Hotel Mumbai, rated R
Hotel Mumbai is an intense film about the November 2008 terrorist attacks in Mumbai, India that lasted four days. The film is well made and acted, but has a significant amount of violence and adult language (much of it appearing in subtitles). The film is directed by Anthony Maras, and written by Maras and John Collee (Master and Commander: The Far Side of the World, Happy Feet). The film is based on hundreds of hours of interviews with survivors and witnesses of the attacks.
We see ten Lashkar-e-Taiba (a Pakistan based terrorist group) Muslim jihadists approach Mumbai in small boats. Armed with assault rifles, grenades and improvised explosive devices, the young men split up in taxis and begin to carry out their twelve planned shooting and bombing attacks across the city, that will eventually last three days. They get their direction via earpieces from their handlers in Pakistan and are told that Allah awaits them in paradise. The Mumbai police force is completely unprepared to deal with an attack of such magnitude, and backup forces are 800 miles and hours away in Delhi.The four surviving attackers meet at the majestic Taj Mahal Palace Hotel where there are a thousand guests and five hundred staff inside. It is at the hotel, where “guests are god”, that we meet Hemant the hotel’s head chef and a culinary legend in India, played by Anupam Kher (New Amsterdam, Silver Linings Playbook) and Arjun, a member of his staff, played by Oscar nominee Dev Patel (Lion, Slumdog Millionaire). (Note: the character is actually the amalgam of two actual people – a waiter from one of the hotel’s restaurants and an unarmed security guard). Arjun lost his shoes on the way into work and initially is sent home by Hemant, who then allows him to borrow a pair of his own, though much too small for Arjun, especially on this day.
The guests (fictionalized, but displaying traits and actions of real people), include an arrogant Russian businessman Vasili, played by Golden Globe nominee Jason Isaacs (The State Within, Lucius Malfoy from the Harry Potter films), and a wealthy couple, David, an American architect played by Golden Globe nominee Armie Hammer (Call Me By Your Name), and his wife Zahra, a British-Iranian Muslim woman played by Nazanin Boniadi (Homeland), their newborn baby and Sally, their nanny, played by Tilda Cobham-Hervey.
As the terrorists enter the hotel on November 26, we see the staff put their lives on the line in an attempt to save as many guests as possible. During the crisis, they remain remarkably calm, and continue to treat their guests, plus those from outside who have escaped the attacks and taken refuge in the hotel, with politeness and courtesy, as they try to keep them safe in the midst of the attack.
The film, which includes some actual television footage, and is told through the perspective of guests and staff as the attacks are unfolding.
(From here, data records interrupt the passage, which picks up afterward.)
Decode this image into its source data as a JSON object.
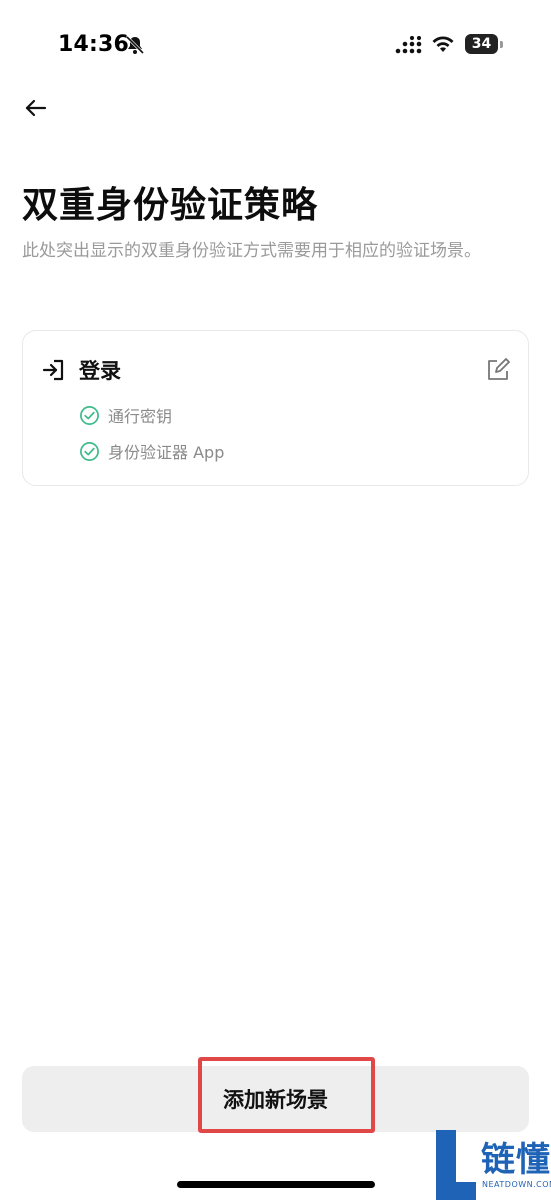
{
  "status_bar": {
    "time": "14:36",
    "battery": "34",
    "icons": [
      "bell-muted-icon",
      "signal-icon",
      "wifi-icon",
      "battery-icon"
    ]
  },
  "nav": {
    "back_icon": "arrow-left-icon"
  },
  "header": {
    "title": "双重身份验证策略",
    "description": "此处突出显示的双重身份验证方式需要用于相应的验证场景。"
  },
  "card": {
    "title": "登录",
    "head_icon": "sign-in-icon",
    "edit_icon": "edit-icon",
    "methods": [
      {
        "label": "通行密钥",
        "icon": "check-circle-icon"
      },
      {
        "label": "身份验证器 App",
        "icon": "check-circle-icon"
      }
    ],
    "accent": "#3dbb8a"
  },
  "footer": {
    "add_button_label": "添加新场景",
    "highlight_color": "#e04848"
  },
  "watermark": {
    "text": "链懂",
    "sub": "NEATDOWN.COM",
    "color": "#1f63b6"
  }
}
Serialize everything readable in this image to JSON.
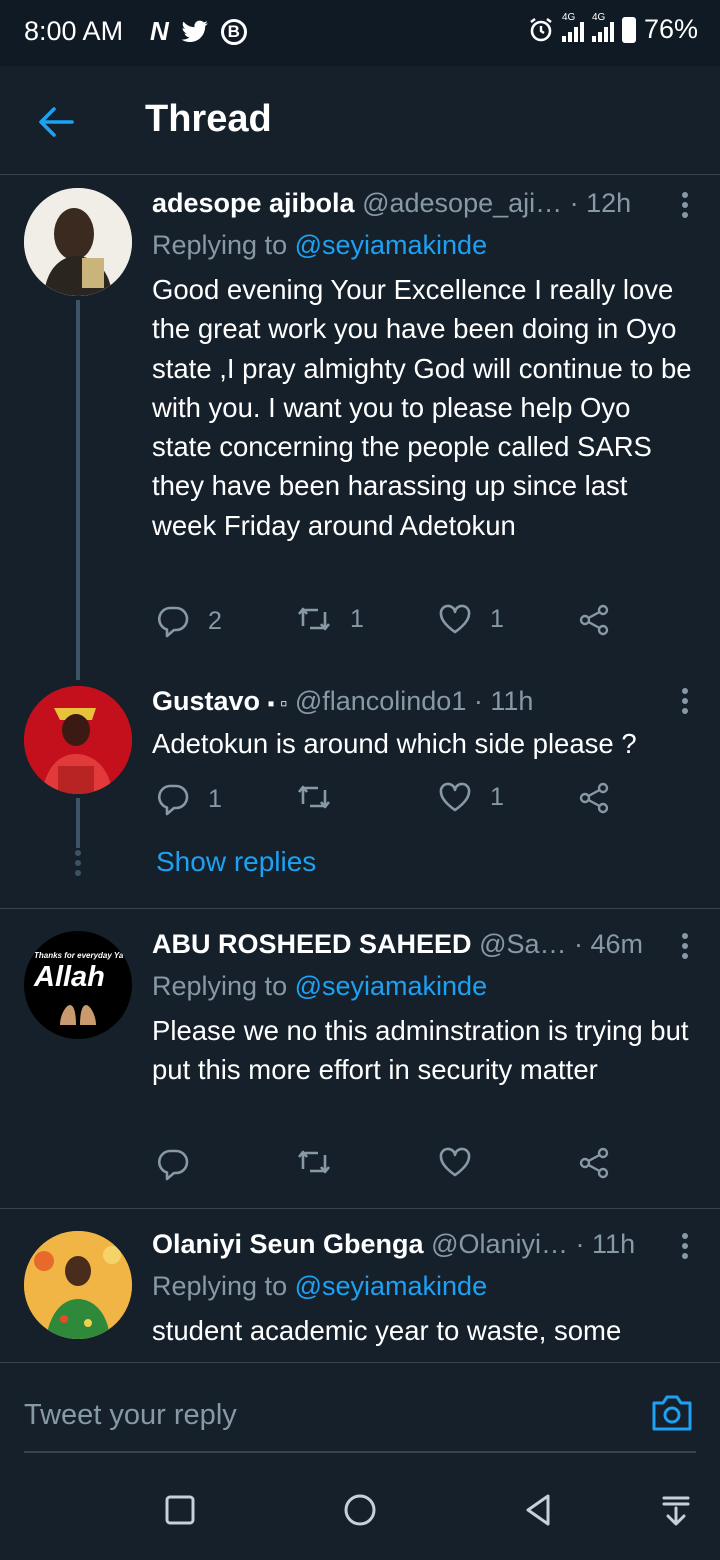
{
  "status_bar": {
    "time": "8:00 AM",
    "left_icons": [
      "news-icon",
      "twitter-icon",
      "b-icon"
    ],
    "signal_1_tag": "4G",
    "signal_2_tag": "4G",
    "battery": "76%"
  },
  "header": {
    "title": "Thread"
  },
  "tweets": [
    {
      "name": "adesope ajibola",
      "handle": "@adesope_aji…",
      "time": "· 12h",
      "replying_prefix": "Replying to ",
      "replying_to": "@seyiamakinde",
      "text": "Good evening Your Excellence I really love the great work you have been doing in Oyo state ,I pray almighty God will continue to be with you. I want you to please help Oyo state concerning the people called SARS they have been harassing up since last week Friday around Adetokun",
      "replies": "2",
      "retweets": "1",
      "likes": "1"
    },
    {
      "name": "Gustavo",
      "name_suffix": "▪ ▫",
      "handle": "@flancolindo1",
      "time": "· 11h",
      "text": "Adetokun is around which side please ?",
      "replies": "1",
      "retweets": "",
      "likes": "1"
    },
    {
      "name": "ABU ROSHEED SAHEED",
      "handle": "@Sa…",
      "time": "· 46m",
      "replying_prefix": "Replying to ",
      "replying_to": "@seyiamakinde",
      "avatar_top_text": "Thanks for everyday Ya",
      "avatar_main_text": "Allah",
      "text": "Please we no this adminstration is trying but put this more effort in security matter",
      "replies": "",
      "retweets": "",
      "likes": ""
    },
    {
      "name": "Olaniyi Seun Gbenga",
      "handle": "@Olaniyi…",
      "time": "· 11h",
      "replying_prefix": "Replying to ",
      "replying_to": "@seyiamakinde",
      "text": "student academic year to waste, some"
    }
  ],
  "show_replies": "Show replies",
  "reply_bar": {
    "placeholder": "Tweet your reply"
  },
  "colors": {
    "background": "#15202b",
    "accent": "#1da1f2",
    "muted": "#8899a6",
    "divider": "#38444d"
  }
}
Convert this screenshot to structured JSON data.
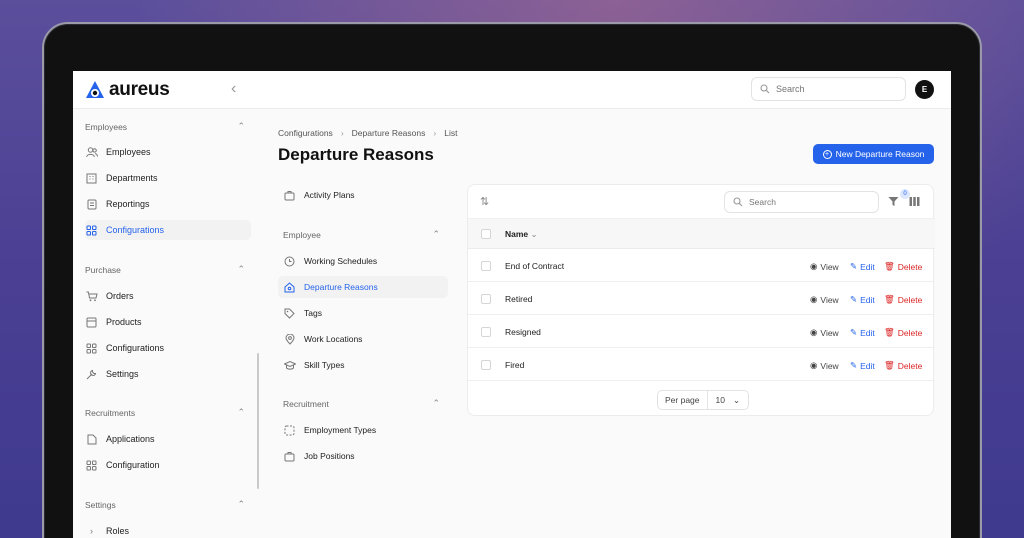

The filmmakers were given access to original transcripts of intercepted cell phone calls between the terrorists and their handlers in Pakistan. The musical score by Oscar nominee Volker Bertelmann (Lion) adds to the tension of the film.
Content concerns include adult language and a significant amount of violence, as twelve separate attacks took place in the city, resulting in more than 170 deaths. Themes include bravery, selflessness, religion, jihad, danger, and self-sacrifice.
Hotel Mumbai is an intense, well made and acted film, showing the courage and self-sacrifice of the staff of the Taj Mahal Palace Hotel trying to save as many guests as possible during the brutal 2008 terrorist attack.